In COVID-19 news this week, local case rates saw a slight uptick over last week. Hospitalizations across Maryland also increased 25 percent over last week, with 26 COVID patients in the ICU and 247 in acute care beds. In Montgomery County, we saw a 40 percent increase in hospitalized COVID-19 patients, 15 more than last week.
It is the first time since we started riding the down wave of COVID-19 that we have seen our case rates and hospitalizations bounce back. Our health experts are keeping an eye on RSV and flu cases to see if they impact our hospitals. Early last fall, our medical community saw a quick rise in RSV and flu cases, straining our emergency rooms. That put our medical facilities in a tough position even before we began to see a winter wave of COVID-19 cases last December and January.
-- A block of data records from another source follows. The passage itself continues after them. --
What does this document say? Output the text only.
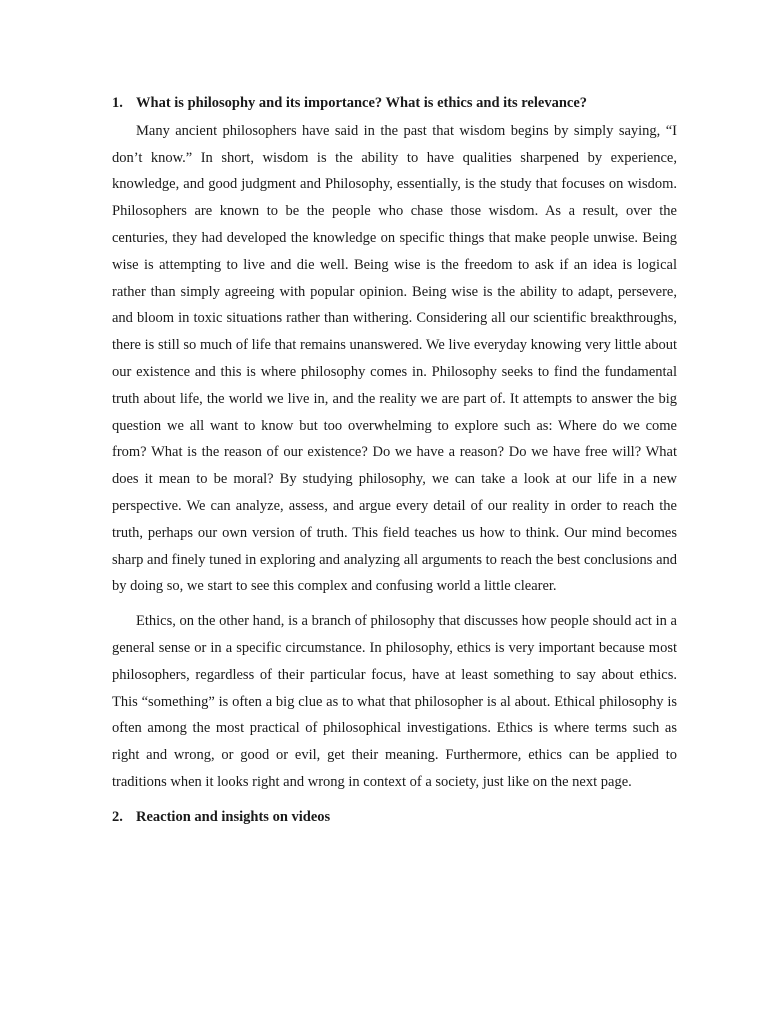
1. What is philosophy and its importance? What is ethics and its relevance?

Many ancient philosophers have said in the past that wisdom begins by simply saying, “I don’t know.” In short, wisdom is the ability to have qualities sharpened by experience, knowledge, and good judgment and Philosophy, essentially, is the study that focuses on wisdom. Philosophers are known to be the people who chase those wisdom. As a result, over the centuries, they had developed the knowledge on specific things that make people unwise. Being wise is attempting to live and die well. Being wise is the freedom to ask if an idea is logical rather than simply agreeing with popular opinion. Being wise is the ability to adapt, persevere, and bloom in toxic situations rather than withering. Considering all our scientific breakthroughs, there is still so much of life that remains unanswered. We live everyday knowing very little about our existence and this is where philosophy comes in. Philosophy seeks to find the fundamental truth about life, the world we live in, and the reality we are part of. It attempts to answer the big question we all want to know but too overwhelming to explore such as: Where do we come from? What is the reason of our existence? Do we have a reason? Do we have free will? What does it mean to be moral? By studying philosophy, we can take a look at our life in a new perspective. We can analyze, assess, and argue every detail of our reality in order to reach the truth, perhaps our own version of truth. This field teaches us how to think. Our mind becomes sharp and finely tuned in exploring and analyzing all arguments to reach the best conclusions and by doing so, we start to see this complex and confusing world a little clearer.

Ethics, on the other hand, is a branch of philosophy that discusses how people should act in a general sense or in a specific circumstance. In philosophy, ethics is very important because most philosophers, regardless of their particular focus, have at least something to say about ethics. This “something” is often a big clue as to what that philosopher is al about. Ethical philosophy is often among the most practical of philosophical investigations. Ethics is where terms such as right and wrong, or good or evil, get their meaning. Furthermore, ethics can be applied to traditions when it looks right and wrong in context of a society, just like on the next page.

2. Reaction and insights on videos
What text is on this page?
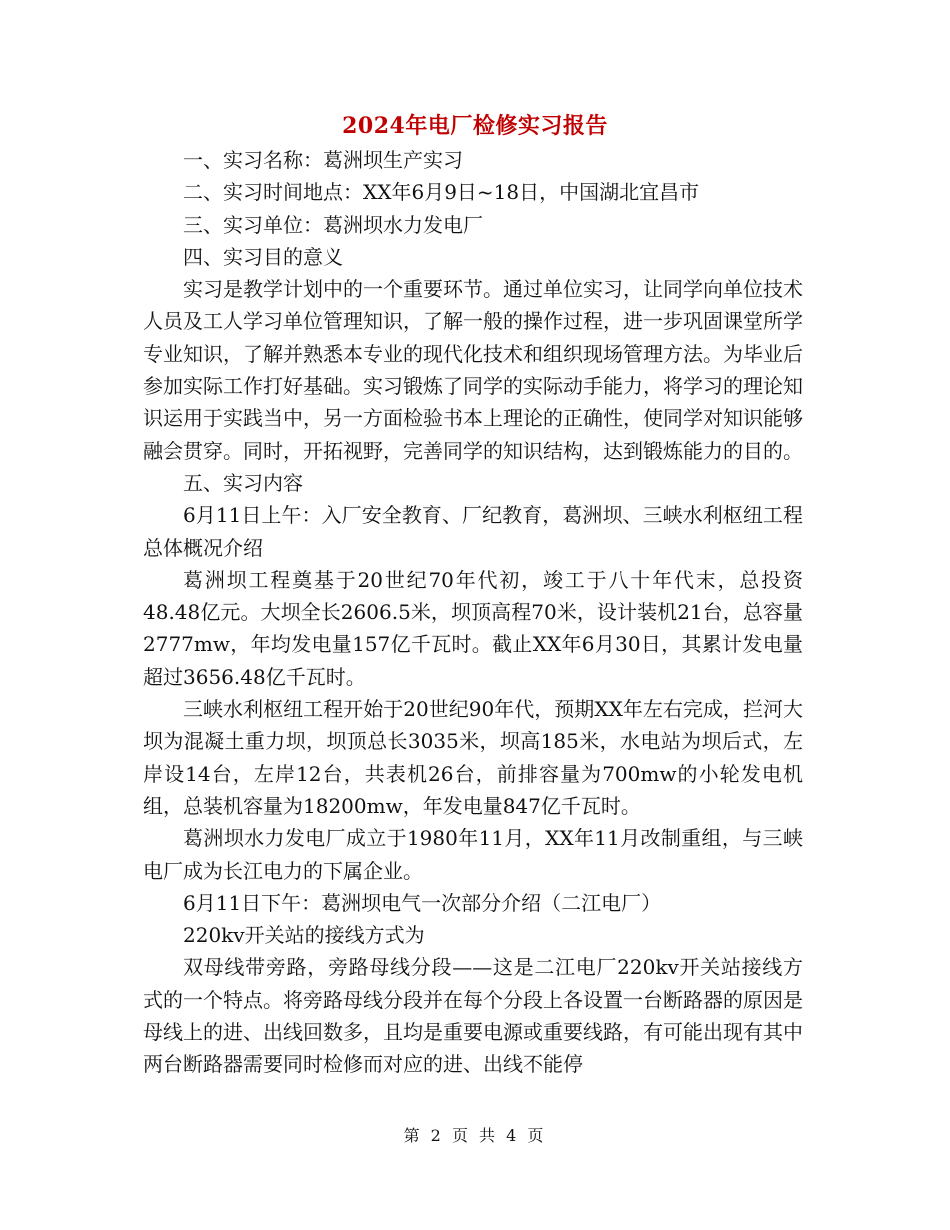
2024年电厂检修实习报告

一、实习名称：葛洲坝生产实习

二、实习时间地点：XX年6月9日~18日，中国湖北宜昌市

三、实习单位：葛洲坝水力发电厂

四、实习目的意义

实习是教学计划中的一个重要环节。通过单位实习，让同学向单位技术人员及工人学习单位管理知识，了解一般的操作过程，进一步巩固课堂所学专业知识，了解并熟悉本专业的现代化技术和组织现场管理方法。为毕业后参加实际工作打好基础。实习锻炼了同学的实际动手能力，将学习的理论知识运用于实践当中，另一方面检验书本上理论的正确性，使同学对知识能够融会贯穿。同时，开拓视野，完善同学的知识结构，达到锻炼能力的目的。

五、实习内容

6月11日上午：入厂安全教育、厂纪教育，葛洲坝、三峡水利枢纽工程总体概况介绍

葛洲坝工程奠基于20世纪70年代初，竣工于八十年代末，总投资48.48亿元。大坝全长2606.5米，坝顶高程70米，设计装机21台，总容量2777mw，年均发电量157亿千瓦时。截止XX年6月30日，其累计发电量超过3656.48亿千瓦时。

三峡水利枢纽工程开始于20世纪90年代，预期XX年左右完成，拦河大坝为混凝土重力坝，坝顶总长3035米，坝高185米，水电站为坝后式，左岸设14台，左岸12台，共表机26台，前排容量为700mw的小轮发电机组，总装机容量为18200mw，年发电量847亿千瓦时。

葛洲坝水力发电厂成立于1980年11月，XX年11月改制重组，与三峡电厂成为长江电力的下属企业。

6月11日下午：葛洲坝电气一次部分介绍（二江电厂）

220kv开关站的接线方式为

双母线带旁路，旁路母线分段——这是二江电厂220kv开关站接线方式的一个特点。将旁路母线分段并在每个分段上各设置一台断路器的原因是母线上的进、出线回数多，且均是重要电源或重要线路，有可能出现有其中两台断路器需要同时检修而对应的进、出线不能停

第 2 页 共 4 页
That is one reason I join others in encouraging you to get a flu shot, COVID-19 booster and RSV vaccine if that is recommended for you. Our hospitals are not built to handle large swaths of people needing a bed. I hope you realize that boosters and vaccines help prevent you from getting gravely ill, but do not necessarily block you from getting sick all together. Visit vaccine.gov to find the nearest pharmacy or family health provider to get your shots.
Button Farm in Germantown from 1-3 p.m. on Saturday, Oct. 28, will be celebrating its annual Maryland Emancipation Day Event. It took until 1864 for Maryland lawmakers to abolish slavery in the state. That came about six months before the end of the Civil War. The free event will feature speakers, self-guided tours of the farm and more. The event is put on by the Montgomery County Commission on Remembrance and Reconciliation. Visit buttonfarm.org for more information.
For those looking to fill their Halloween weekend with more fun, catch the Halloween Eye Spy Train before it is gone. The train is perfect for all ages and can be found at Cabin John Park from 10 a.m.-6 p.m. on Saturday and Sunday. You can book tickets here.
In Wheaton, a weekend full of fun is in store for kids and adults. The Wheaton Arts & Entertainment District will be hosting a bar hop on Saturday that begins at 2 p.m. for anyone 21 and up. You must preregister and join the festive crowd at the Marian Fryer Town Plaza to participate. HalloWheaton will happen from noon-4 p.m. on Sunday, Oct. 29. Families can expect free s'mores roasting, pumpkin painting, costume contests, Halloween crafts, face-painting and photo opportunities.